Redonner du sens au monde paysan

Avec 24 000 ha d’espaces naturels et agricoles, la Métropole de Lyon présente un potentiel immense. Pourtant, elle fonctionne encore largement en circuits longs. Car parler de repas durable interroge directement l’approvisionnement des produits alimentaires. « 70 % de l’offre alimentaire est vendue en grandes surfaces mais les consommateurs sont loin de savoir ce qu’il se passe avant leur acte d’achat. Derrière ces enseignes se trouvent 18 000 entreprises et 400 000 agriculteurs. Ce système extrêmement complexe, en relation avec d’autres systèmes à l’échelle planétaire, a été constitué après la Seconde Guerre mondiale à une époque de pénurie alimentaire. Il fallait lutter contre cette problématique et ce sujet revient aujourd’hui », rappelle Carole Chizoule, enseignante-chercheuse et spécialiste des systèmes alimentaires durables à l’Isara. Le système alimentaire actuel pose cependant plusieurs problèmes : dégradations environnementales, spécialisation des bassins de consommation, questionnement sur le bien-être animal, inégalités économiques et sociales, pertes de biodiversité ou encore opacité informationnelle. « Nous avons une équation difficile à résoudre : à la fois fournir des aliments de qualité, pas trop chers pour que tout le monde y ait accès, et garder nos entreprises sur nos territoires tout en les accompagnant pour qu’elles aillent vers des pratiques plus durables, plus pérennes », poursuit l’enseignante.

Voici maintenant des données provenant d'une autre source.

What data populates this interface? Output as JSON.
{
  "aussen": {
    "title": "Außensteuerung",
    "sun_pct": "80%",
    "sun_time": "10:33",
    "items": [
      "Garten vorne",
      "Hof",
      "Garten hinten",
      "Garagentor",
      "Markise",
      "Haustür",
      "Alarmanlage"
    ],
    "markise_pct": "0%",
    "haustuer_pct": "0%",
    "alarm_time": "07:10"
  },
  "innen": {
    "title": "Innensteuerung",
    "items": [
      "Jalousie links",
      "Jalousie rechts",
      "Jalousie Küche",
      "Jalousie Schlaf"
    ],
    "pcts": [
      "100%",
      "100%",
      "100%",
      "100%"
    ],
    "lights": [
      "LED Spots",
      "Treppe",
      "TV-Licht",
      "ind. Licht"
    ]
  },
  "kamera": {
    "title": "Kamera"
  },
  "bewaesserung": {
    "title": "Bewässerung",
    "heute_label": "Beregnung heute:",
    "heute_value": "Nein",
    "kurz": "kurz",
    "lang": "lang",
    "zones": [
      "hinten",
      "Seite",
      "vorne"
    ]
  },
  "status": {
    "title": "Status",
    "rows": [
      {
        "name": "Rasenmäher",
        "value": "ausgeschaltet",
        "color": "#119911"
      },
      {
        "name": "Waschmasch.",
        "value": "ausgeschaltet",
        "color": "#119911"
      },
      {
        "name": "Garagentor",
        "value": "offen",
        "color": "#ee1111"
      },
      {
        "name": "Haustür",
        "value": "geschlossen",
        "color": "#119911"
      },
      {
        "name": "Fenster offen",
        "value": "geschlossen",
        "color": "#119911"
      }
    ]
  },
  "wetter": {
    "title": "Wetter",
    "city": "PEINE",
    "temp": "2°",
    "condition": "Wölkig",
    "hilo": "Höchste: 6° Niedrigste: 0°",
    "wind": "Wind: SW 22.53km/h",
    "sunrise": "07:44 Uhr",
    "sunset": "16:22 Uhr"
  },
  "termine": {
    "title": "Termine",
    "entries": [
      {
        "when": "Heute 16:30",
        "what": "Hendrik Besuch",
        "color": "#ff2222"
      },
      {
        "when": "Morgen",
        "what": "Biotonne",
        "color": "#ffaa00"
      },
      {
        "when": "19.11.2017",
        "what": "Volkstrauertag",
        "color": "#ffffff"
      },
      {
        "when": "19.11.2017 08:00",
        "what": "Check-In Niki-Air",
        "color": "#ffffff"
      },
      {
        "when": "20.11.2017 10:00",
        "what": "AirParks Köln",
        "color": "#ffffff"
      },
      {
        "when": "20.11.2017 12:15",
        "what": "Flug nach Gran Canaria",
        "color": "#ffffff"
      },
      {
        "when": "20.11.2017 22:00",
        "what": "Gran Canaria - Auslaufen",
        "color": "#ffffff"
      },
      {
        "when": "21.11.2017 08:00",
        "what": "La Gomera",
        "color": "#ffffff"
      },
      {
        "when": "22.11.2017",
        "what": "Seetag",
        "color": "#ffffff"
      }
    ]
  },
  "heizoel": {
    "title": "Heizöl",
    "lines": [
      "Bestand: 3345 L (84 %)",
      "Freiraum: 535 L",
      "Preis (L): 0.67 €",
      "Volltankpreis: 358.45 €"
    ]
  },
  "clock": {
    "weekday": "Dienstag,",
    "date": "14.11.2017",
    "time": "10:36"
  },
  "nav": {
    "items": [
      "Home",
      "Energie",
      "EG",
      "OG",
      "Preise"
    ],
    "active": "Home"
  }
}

L’environnement, l’un des piliers de l’alimentation durable

Si l’on souhaite aller vers une alimentation plus durable, l’un des principaux défis à relever dans les années à venir sera celui de la préservation de l’environnement. « Il s’agit principalement de limiter l’impact environnemental sur la biodiversité, la présence de nitrates dans l’eau potable, l’excès de pesticides ou encore la fertilisation excessive », affirme Alexander Wezel, directeur de recherche à l’Isara et référent international en agroécologie. Adopter des méthodes de travail moins impactantes tout en restant productifs pour répondre à la croissance de la population mondiale, tel est le plus grand dilemme pour les agriculteurs. Point positif : la prise de conscience du monde agricole autour de la nécessité de préserver l’environnement est réelle. « Nous avons de plus en plus d’agriculteurs engagés dans des groupes d’intérêt économique et environnemental (GIEE), en faveur de l’agroécologie ou dans les plans écophyto visant à réduire l’utilisation des produits phytosanitaires. Certains agriculteurs sont innovants et produisent eux-mêmes leurs propres auxiliaires », confirme Alexandre Wezel.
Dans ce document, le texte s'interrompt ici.